TALAHASSEE, Fla. – Nearly two dozen elementary schools in Florida are eliminating recess as a means to comply with mandates attached to the Common Core national standards.
The change is part of a nationwide trend to trim or eliminate recess to make room for more instructional time, CINewsNow.com reports, and parents aren’t exactly happy about it.
“At the end of the day, who cares if you have straight As and you get a scholarship to Harvard if you’re socially inept,” Florida mother Meather Mellet told the news site.
“Teachers say they’re having to beat the clock to fit in everything according to Common Core Standards,” CI News reports.
In Orange County, Florida, school officials at 23 elementary schools recently decided to eliminate recess altogether to make room for the mandated 150 minutes of English, 60 minutes of math and 120 minutes of science each week, Fox reports.
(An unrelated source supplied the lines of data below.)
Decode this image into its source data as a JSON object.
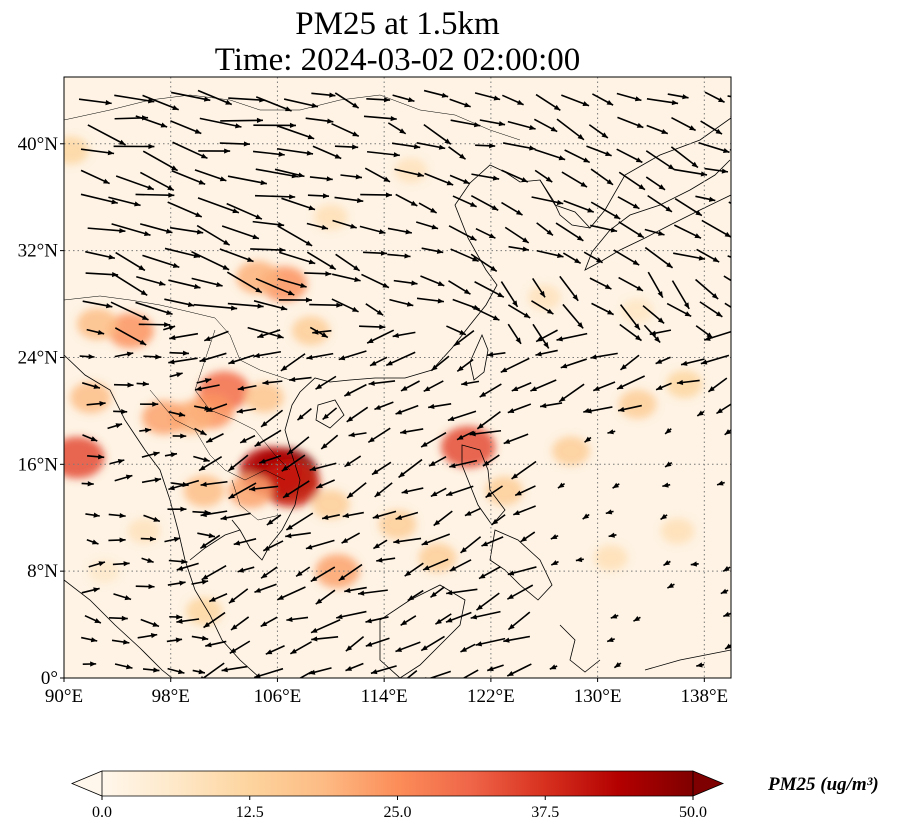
{
  "title": {
    "line1": "PM25 at 1.5km",
    "line2": "Time: 2024-03-02 02:00:00"
  },
  "map": {
    "projection": "PlateCarree",
    "lon_range": [
      90,
      140
    ],
    "lat_range": [
      0,
      45
    ],
    "lon_ticks": [
      {
        "value": 90,
        "label": "90°E"
      },
      {
        "value": 98,
        "label": "98°E"
      },
      {
        "value": 106,
        "label": "106°E"
      },
      {
        "value": 114,
        "label": "114°E"
      },
      {
        "value": 122,
        "label": "122°E"
      },
      {
        "value": 130,
        "label": "130°E"
      },
      {
        "value": 138,
        "label": "138°E"
      }
    ],
    "lat_ticks": [
      {
        "value": 0,
        "label": "0°"
      },
      {
        "value": 8,
        "label": "8°N"
      },
      {
        "value": 16,
        "label": "16°N"
      },
      {
        "value": 24,
        "label": "24°N"
      },
      {
        "value": 32,
        "label": "32°N"
      },
      {
        "value": 40,
        "label": "40°N"
      }
    ],
    "gridlines": "dotted",
    "field_variable": "PM25",
    "overlay": "wind vectors",
    "hotspots": [
      {
        "lon": 106.5,
        "lat": 15.3,
        "value": 50
      },
      {
        "lon": 105.5,
        "lat": 15.5,
        "value": 44
      },
      {
        "lon": 107.0,
        "lat": 14.5,
        "value": 40
      },
      {
        "lon": 104.0,
        "lat": 14.0,
        "value": 22
      },
      {
        "lon": 102.0,
        "lat": 21.5,
        "value": 30
      },
      {
        "lon": 101.0,
        "lat": 20.0,
        "value": 24
      },
      {
        "lon": 105.0,
        "lat": 21.0,
        "value": 16
      },
      {
        "lon": 99.5,
        "lat": 19.5,
        "value": 20
      },
      {
        "lon": 97.5,
        "lat": 19.5,
        "value": 22
      },
      {
        "lon": 91.0,
        "lat": 16.5,
        "value": 34
      },
      {
        "lon": 92.0,
        "lat": 21.0,
        "value": 18
      },
      {
        "lon": 95.0,
        "lat": 26.0,
        "value": 24
      },
      {
        "lon": 92.5,
        "lat": 26.5,
        "value": 18
      },
      {
        "lon": 106.5,
        "lat": 29.5,
        "value": 24
      },
      {
        "lon": 104.5,
        "lat": 30.0,
        "value": 20
      },
      {
        "lon": 108.5,
        "lat": 26.0,
        "value": 14
      },
      {
        "lon": 110.0,
        "lat": 13.0,
        "value": 14
      },
      {
        "lon": 110.5,
        "lat": 8.0,
        "value": 22
      },
      {
        "lon": 100.5,
        "lat": 14.0,
        "value": 18
      },
      {
        "lon": 100.5,
        "lat": 5.0,
        "value": 12
      },
      {
        "lon": 120.3,
        "lat": 17.3,
        "value": 34
      },
      {
        "lon": 115.0,
        "lat": 11.5,
        "value": 14
      },
      {
        "lon": 118.0,
        "lat": 9.0,
        "value": 14
      },
      {
        "lon": 123.0,
        "lat": 14.0,
        "value": 14
      },
      {
        "lon": 128.0,
        "lat": 17.0,
        "value": 14
      },
      {
        "lon": 133.0,
        "lat": 20.5,
        "value": 14
      },
      {
        "lon": 136.5,
        "lat": 22.0,
        "value": 12
      },
      {
        "lon": 131.0,
        "lat": 9.0,
        "value": 9
      },
      {
        "lon": 136.0,
        "lat": 11.0,
        "value": 9
      },
      {
        "lon": 110.0,
        "lat": 34.5,
        "value": 9
      },
      {
        "lon": 116.0,
        "lat": 38.0,
        "value": 8
      },
      {
        "lon": 126.0,
        "lat": 28.5,
        "value": 8
      },
      {
        "lon": 133.0,
        "lat": 27.5,
        "value": 7
      },
      {
        "lon": 96.0,
        "lat": 11.0,
        "value": 8
      },
      {
        "lon": 93.0,
        "lat": 8.0,
        "value": 6
      },
      {
        "lon": 90.5,
        "lat": 39.5,
        "value": 12
      }
    ]
  },
  "colorbar": {
    "label": "PM25 (ug/m³)",
    "min": 0,
    "max": 50,
    "extend": "both",
    "ticks": [
      {
        "value": 0,
        "label": "0.0"
      },
      {
        "value": 12.5,
        "label": "12.5"
      },
      {
        "value": 25,
        "label": "25.0"
      },
      {
        "value": 37.5,
        "label": "37.5"
      },
      {
        "value": 50,
        "label": "50.0"
      }
    ],
    "colormap": [
      "#fff7ec",
      "#fee8c8",
      "#fdd49e",
      "#fdbb84",
      "#fc8d59",
      "#ef6548",
      "#d7301f",
      "#b30000",
      "#7f0000"
    ]
  },
  "colors": {
    "background_field": "#fef3e4",
    "coastline": "#000000",
    "vectors": "#000000",
    "gridline": "#7a7a7a"
  }
}
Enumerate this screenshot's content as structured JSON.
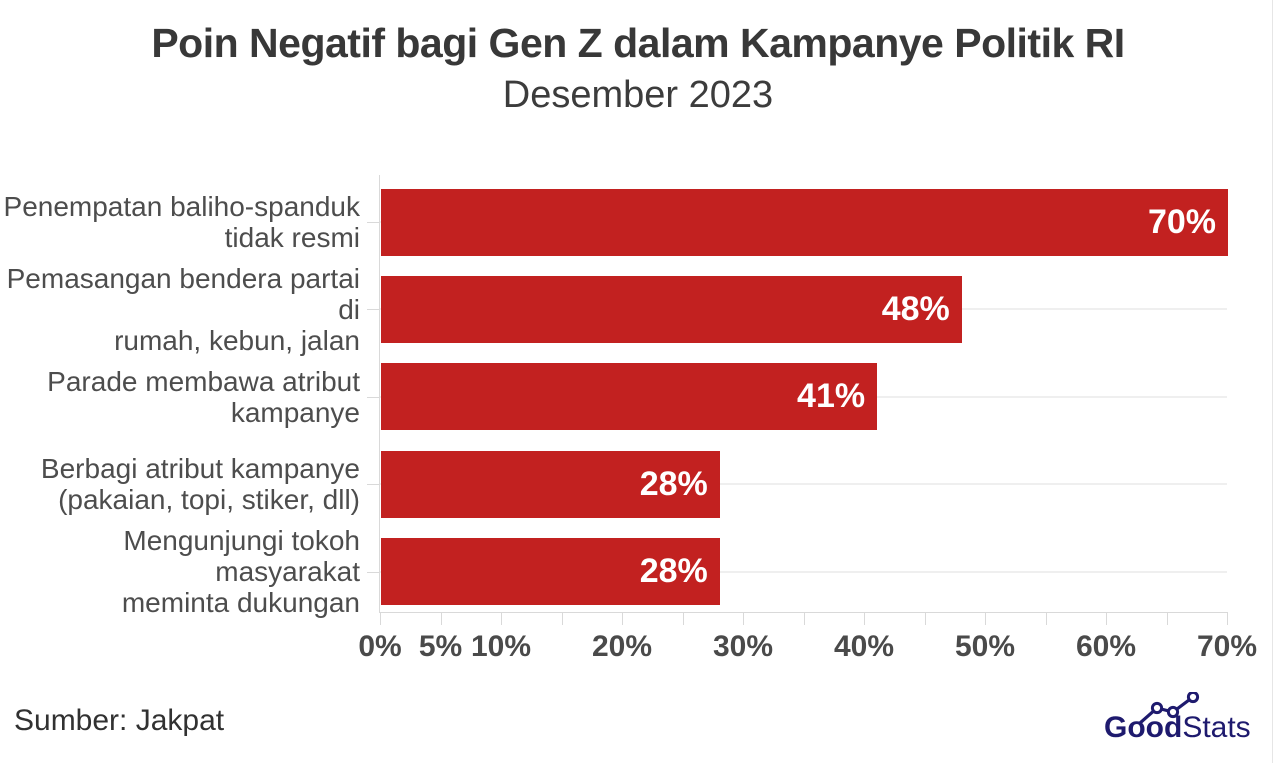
{
  "header": {
    "title": "Poin Negatif bagi Gen Z dalam Kampanye Politik RI",
    "subtitle": "Desember 2023"
  },
  "footer": {
    "source": "Sumber: Jakpat"
  },
  "logo": {
    "bold": "Good",
    "light": "Stats",
    "motif": "ascending-line-chart-icon"
  },
  "colors": {
    "bar": "#c22120",
    "title": "#383838",
    "category_label": "#4d4d4d",
    "tick_label": "#4a4a4a",
    "value_label": "#ffffff",
    "axis_line": "#d9d9d9",
    "grid_line": "#efefef",
    "logo_navy": "#1e1a6e",
    "source_text": "#313131"
  },
  "chart_data": {
    "type": "bar",
    "orientation": "horizontal",
    "title": "Poin Negatif bagi Gen Z dalam Kampanye Politik RI",
    "subtitle": "Desember 2023",
    "categories": [
      "Penempatan baliho-spanduk tidak resmi",
      "Pemasangan bendera partai di rumah, kebun, jalan",
      "Parade membawa atribut kampanye",
      "Berbagi atribut kampanye (pakaian, topi, stiker, dll)",
      "Mengunjungi tokoh masyarakat meminta dukungan"
    ],
    "categories_wrapped": [
      "Penempatan baliho-spanduk\ntidak resmi",
      "Pemasangan bendera partai di\nrumah, kebun, jalan",
      "Parade membawa atribut\nkampanye",
      "Berbagi atribut kampanye\n(pakaian, topi, stiker, dll)",
      "Mengunjungi tokoh masyarakat\nmeminta dukungan"
    ],
    "values": [
      70,
      48,
      41,
      28,
      28
    ],
    "value_labels": [
      "70%",
      "48%",
      "41%",
      "28%",
      "28%"
    ],
    "xlabel": "",
    "ylabel": "",
    "xlim": [
      0,
      70
    ],
    "minor_tick_step": 5,
    "x_ticks": [
      {
        "pos": 0,
        "label": "0%"
      },
      {
        "pos": 5,
        "label": "5%"
      },
      {
        "pos": 10,
        "label": "10%"
      },
      {
        "pos": 15,
        "label": ""
      },
      {
        "pos": 20,
        "label": "20%"
      },
      {
        "pos": 25,
        "label": ""
      },
      {
        "pos": 30,
        "label": "30%"
      },
      {
        "pos": 35,
        "label": ""
      },
      {
        "pos": 40,
        "label": "40%"
      },
      {
        "pos": 45,
        "label": ""
      },
      {
        "pos": 50,
        "label": "50%"
      },
      {
        "pos": 55,
        "label": ""
      },
      {
        "pos": 60,
        "label": "60%"
      },
      {
        "pos": 65,
        "label": ""
      },
      {
        "pos": 70,
        "label": "70%"
      }
    ],
    "grid": "horizontal light gridlines at each category center",
    "legend": "none",
    "source": "Jakpat"
  }
}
“The real issue is trying to mandate a consistent period of recess for an instructional schedule that is already quite demanding,” Orange County superintendent Barbara Jenskins told Fox.
Despite more than 50 parents and students who attended a recent Orange County board meeting to urge officials to reinstate recess.
“It’s sad that we’re even here to begin with,” Jennifer Ashby, mother of two Avalon Elementary students told board members, according to the Orlando Sentinel.
“It’s common sense. If kids are meant to focus in the classroom, they need a break for developmental purposes,” she said, adding that her 10-year-old son is more stressed because of the change.
Parent Angela Browning also addressed the board, according to the news site.
“Our children’s well-being is being sacrificed in favor of test scores,” she said.
Mother Anjalia Kramer agreed.
“I don’t think it takes a rocket scientist to realize kids learn better when they get time away from the classroom,” she said.
Those are the same arguments made by Forbes columnist Lee Igel in a recent editorial.
Igel cited studies that shows childhood obesity has doubled in the last 30 years, and evidence that top performing school districts in the world ensure students receive unstructured breaks throughout the school day.
“Cramming more and more into the same number of school days makes no sense. If teaching everything is a necessity, which we doubt is the norm, then keeping kids active and healthy has no place to make a sacrifice,” Igel wrote.
“If you think hyperactivity and attention deficit are problems now, let’s see what happens in a school day with no recess and no physical activity.”
Many school districts, unfortunately, are doing exactly that.
Parents in the District of Columbia were outraged when officials cut recess to 15 minutes per day in 2013, and eventually pressured school officials into increasing the minimum recess time to 20 minutes, NBC reports.
The blog Mind Shift also reported on the trend to cut recess last year.
“For many American students, time for recess is at an all-time low: Kids at low-poverty schools in Seattle average 16 minutes more recess than kids at the high-poverty schools. And for many urban kids in big cities like New York and Chicago, outdoor play during the school day is nonexistent,” according to the blog.
“If they don’t have a break their work is poor, their handwriting is bad, their answers are shorter,” veteran teacher Angie Rynearson told CI News. “They just can’t stay on task as long.”
“After hearing from the parents, the Orange (county) board later decided to ask area superintendents to get all elementary principals to work recess and physical activity into their schedules starting next fall,” the Orlando Sentinel reports.
“They also discussed passing a resolution encouraging principals to work recess into school schedules — but not mandating it.”
Meanwhile, groups like Peaceful Playgrounds and KaBOOM! helping parents fight to keep recess in local school districts, and legislators in several states, including Illinois and New Jersey, introduced legislation to require recess for all students, ThinkProgress.org reports.